Indian-American among 12 new astronauts chosen by NASA

Indian-American among 12 new astronauts chosen by NASA

Houston, June 8 : NASA has chosen 12 new astronauts, including an Indian-American, from a record number of over 18,000 applicants, who will be trained for missions into Earth orbit and to deep space.
The seven men and five women comprise the 22nd class of American spaceflight trainees since 1959. This is the largest group NASA has selected in almost two decades.
It was selected from a record 18,300 applicants — more than NASA has ever had during an open astronaut call.

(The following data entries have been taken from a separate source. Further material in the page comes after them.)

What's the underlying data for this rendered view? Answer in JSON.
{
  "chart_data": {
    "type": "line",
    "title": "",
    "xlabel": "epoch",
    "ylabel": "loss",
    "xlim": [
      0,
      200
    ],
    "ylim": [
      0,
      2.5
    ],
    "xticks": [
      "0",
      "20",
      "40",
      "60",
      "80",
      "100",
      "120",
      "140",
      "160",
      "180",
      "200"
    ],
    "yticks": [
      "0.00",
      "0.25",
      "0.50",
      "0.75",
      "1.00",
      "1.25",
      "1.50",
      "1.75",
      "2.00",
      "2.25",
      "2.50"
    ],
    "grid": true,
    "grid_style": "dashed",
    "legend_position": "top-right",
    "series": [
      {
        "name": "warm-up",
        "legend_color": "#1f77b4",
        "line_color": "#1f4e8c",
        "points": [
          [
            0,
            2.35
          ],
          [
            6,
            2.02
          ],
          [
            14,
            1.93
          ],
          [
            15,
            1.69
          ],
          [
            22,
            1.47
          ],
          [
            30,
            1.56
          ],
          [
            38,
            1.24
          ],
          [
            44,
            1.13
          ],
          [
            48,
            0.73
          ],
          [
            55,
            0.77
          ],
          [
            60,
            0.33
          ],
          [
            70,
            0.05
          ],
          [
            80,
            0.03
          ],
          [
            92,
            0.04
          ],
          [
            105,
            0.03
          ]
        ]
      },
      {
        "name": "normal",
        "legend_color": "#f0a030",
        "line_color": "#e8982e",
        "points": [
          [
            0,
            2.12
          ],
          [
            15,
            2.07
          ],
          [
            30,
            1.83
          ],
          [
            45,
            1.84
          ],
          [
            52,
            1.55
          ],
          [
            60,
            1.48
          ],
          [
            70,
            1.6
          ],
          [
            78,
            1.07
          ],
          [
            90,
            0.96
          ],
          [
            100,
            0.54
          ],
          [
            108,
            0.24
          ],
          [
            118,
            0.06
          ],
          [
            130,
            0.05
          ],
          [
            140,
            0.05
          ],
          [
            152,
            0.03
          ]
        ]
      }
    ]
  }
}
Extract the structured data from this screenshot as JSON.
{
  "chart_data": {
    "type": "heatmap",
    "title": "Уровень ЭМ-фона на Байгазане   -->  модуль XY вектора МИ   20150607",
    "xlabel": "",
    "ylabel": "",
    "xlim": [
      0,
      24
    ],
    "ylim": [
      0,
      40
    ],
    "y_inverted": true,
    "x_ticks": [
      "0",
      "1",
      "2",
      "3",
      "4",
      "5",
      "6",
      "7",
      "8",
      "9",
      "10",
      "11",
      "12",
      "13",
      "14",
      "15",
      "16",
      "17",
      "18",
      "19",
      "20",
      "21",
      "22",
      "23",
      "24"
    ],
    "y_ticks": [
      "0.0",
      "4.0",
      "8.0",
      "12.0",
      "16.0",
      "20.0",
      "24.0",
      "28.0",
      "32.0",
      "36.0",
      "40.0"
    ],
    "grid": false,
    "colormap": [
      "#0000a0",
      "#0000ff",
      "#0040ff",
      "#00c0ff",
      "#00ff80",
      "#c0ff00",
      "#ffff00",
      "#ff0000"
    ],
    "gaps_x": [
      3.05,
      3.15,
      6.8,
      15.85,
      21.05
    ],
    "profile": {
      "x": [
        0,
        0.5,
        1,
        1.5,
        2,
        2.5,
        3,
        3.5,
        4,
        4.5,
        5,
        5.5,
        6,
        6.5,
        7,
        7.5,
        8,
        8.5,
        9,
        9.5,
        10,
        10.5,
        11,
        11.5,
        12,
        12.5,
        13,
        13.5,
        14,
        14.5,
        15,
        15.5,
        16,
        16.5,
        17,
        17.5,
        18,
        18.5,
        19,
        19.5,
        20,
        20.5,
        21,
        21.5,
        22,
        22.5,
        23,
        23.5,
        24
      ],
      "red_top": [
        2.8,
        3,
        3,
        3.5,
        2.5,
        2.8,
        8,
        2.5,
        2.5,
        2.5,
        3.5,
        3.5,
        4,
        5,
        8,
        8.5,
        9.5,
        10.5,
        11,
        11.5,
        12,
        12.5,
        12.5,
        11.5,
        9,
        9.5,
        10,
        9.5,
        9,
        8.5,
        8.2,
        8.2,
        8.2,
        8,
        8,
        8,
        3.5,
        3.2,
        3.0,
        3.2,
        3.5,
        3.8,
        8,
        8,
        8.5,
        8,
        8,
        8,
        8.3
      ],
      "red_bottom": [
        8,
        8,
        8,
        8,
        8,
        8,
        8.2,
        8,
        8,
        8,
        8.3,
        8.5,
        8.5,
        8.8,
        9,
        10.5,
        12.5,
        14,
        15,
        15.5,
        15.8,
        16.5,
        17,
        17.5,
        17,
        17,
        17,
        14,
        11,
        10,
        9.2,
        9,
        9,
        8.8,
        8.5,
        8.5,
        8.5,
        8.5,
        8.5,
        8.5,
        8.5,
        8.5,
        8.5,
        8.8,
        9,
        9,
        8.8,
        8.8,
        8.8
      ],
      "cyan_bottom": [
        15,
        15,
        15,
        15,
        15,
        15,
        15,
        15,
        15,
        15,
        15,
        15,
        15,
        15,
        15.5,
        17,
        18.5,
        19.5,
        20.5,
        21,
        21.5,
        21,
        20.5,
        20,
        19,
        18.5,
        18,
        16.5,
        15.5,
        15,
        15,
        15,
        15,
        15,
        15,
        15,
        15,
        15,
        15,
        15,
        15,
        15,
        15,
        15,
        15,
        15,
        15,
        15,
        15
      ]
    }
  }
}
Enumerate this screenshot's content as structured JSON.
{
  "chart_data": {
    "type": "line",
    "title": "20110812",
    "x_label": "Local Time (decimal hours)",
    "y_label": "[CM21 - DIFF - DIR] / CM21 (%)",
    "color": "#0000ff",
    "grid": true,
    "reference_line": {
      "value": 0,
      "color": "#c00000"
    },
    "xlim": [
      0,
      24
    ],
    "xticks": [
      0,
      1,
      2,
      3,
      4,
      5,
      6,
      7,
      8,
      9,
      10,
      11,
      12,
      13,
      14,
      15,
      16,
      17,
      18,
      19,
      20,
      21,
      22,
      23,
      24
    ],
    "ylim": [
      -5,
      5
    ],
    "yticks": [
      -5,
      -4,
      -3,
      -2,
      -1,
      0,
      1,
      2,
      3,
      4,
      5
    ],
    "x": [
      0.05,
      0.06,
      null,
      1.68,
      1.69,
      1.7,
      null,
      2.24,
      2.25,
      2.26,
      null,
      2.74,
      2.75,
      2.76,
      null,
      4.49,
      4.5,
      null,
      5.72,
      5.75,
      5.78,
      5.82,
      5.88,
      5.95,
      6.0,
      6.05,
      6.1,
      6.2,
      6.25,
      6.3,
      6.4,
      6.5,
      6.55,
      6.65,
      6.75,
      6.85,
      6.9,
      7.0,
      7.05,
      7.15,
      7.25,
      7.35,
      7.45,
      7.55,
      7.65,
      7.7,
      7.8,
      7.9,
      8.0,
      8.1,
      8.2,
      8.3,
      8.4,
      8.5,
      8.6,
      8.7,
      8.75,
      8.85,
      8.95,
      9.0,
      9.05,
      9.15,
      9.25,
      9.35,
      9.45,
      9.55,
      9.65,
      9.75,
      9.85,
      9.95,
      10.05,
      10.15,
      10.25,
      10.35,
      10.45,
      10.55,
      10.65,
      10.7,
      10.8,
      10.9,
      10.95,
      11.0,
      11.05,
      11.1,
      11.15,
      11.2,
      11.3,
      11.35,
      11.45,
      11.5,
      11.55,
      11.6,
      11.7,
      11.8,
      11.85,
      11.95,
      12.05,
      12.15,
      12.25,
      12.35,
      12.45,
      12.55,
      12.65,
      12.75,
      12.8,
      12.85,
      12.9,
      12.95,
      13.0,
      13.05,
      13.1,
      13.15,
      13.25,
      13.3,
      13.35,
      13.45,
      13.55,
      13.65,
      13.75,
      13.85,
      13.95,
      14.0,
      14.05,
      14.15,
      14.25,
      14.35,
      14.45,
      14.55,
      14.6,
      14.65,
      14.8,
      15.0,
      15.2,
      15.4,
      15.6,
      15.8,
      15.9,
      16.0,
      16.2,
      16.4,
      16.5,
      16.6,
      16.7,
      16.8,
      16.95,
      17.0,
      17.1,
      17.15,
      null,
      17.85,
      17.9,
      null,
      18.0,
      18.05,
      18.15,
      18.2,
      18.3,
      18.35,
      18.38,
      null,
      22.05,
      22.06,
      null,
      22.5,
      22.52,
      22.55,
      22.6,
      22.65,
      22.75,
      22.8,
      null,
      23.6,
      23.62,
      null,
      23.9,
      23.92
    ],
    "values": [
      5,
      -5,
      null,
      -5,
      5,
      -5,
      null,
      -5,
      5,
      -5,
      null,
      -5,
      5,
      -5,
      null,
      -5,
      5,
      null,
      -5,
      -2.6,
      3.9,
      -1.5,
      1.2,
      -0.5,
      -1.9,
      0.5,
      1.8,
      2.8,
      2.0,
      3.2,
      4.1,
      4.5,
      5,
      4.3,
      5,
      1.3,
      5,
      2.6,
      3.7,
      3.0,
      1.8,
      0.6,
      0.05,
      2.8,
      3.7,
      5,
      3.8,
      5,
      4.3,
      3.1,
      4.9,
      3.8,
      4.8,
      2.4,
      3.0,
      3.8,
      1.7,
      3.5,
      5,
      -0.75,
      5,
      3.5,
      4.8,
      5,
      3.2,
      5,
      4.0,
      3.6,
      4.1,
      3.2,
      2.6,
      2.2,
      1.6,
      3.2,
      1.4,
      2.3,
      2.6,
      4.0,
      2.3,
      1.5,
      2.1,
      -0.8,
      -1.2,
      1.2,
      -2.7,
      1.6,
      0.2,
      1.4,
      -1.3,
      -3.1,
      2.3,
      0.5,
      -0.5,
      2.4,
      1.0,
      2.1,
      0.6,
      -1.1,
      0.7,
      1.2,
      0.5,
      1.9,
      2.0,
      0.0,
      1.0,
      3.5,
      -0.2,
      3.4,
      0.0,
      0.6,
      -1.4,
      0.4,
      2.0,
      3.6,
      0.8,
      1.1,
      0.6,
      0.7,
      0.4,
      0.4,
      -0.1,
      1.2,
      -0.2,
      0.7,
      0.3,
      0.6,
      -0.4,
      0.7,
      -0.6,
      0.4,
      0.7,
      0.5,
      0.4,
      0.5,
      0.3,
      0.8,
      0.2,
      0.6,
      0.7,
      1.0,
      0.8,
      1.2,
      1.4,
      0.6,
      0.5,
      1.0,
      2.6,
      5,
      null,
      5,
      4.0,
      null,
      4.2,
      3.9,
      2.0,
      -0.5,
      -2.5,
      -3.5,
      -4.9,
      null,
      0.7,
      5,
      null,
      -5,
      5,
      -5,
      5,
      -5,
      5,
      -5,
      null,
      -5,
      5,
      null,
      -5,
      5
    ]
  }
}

To get picked, people had to meet some physical requirements as well as certain education and experience criteria — such as having a bachelor’s degree in a STEM field or accumulating up to 1,000 hours of piloting jets.But it’s clear that this new class greatly surpasses all the minimum skills that NASA requires.
After completing two years of training, the new astronaut candidates could be assigned to missions performing research on the International Space Station, launching from American soil on spacecraft built by commercial companies, and flying on deep space missions on NASA’s new Orion spacecraft and Space Launch System rocket. Vice President Mike Pence joined NASA leaders, including acting administrator Robert Lightfoot and director of flight operations Brian Kelly, in Houston, Texas to announce the new astronaut candidates, or “ascans”. The event was set inside the Johnson Space Center’s Space Vehicle Mockup Facility in front of a full-scale engineering model of NASA’s Orion spacecraft, which the new astronauts might fly in the coming years on missions beyond low Earth orbit.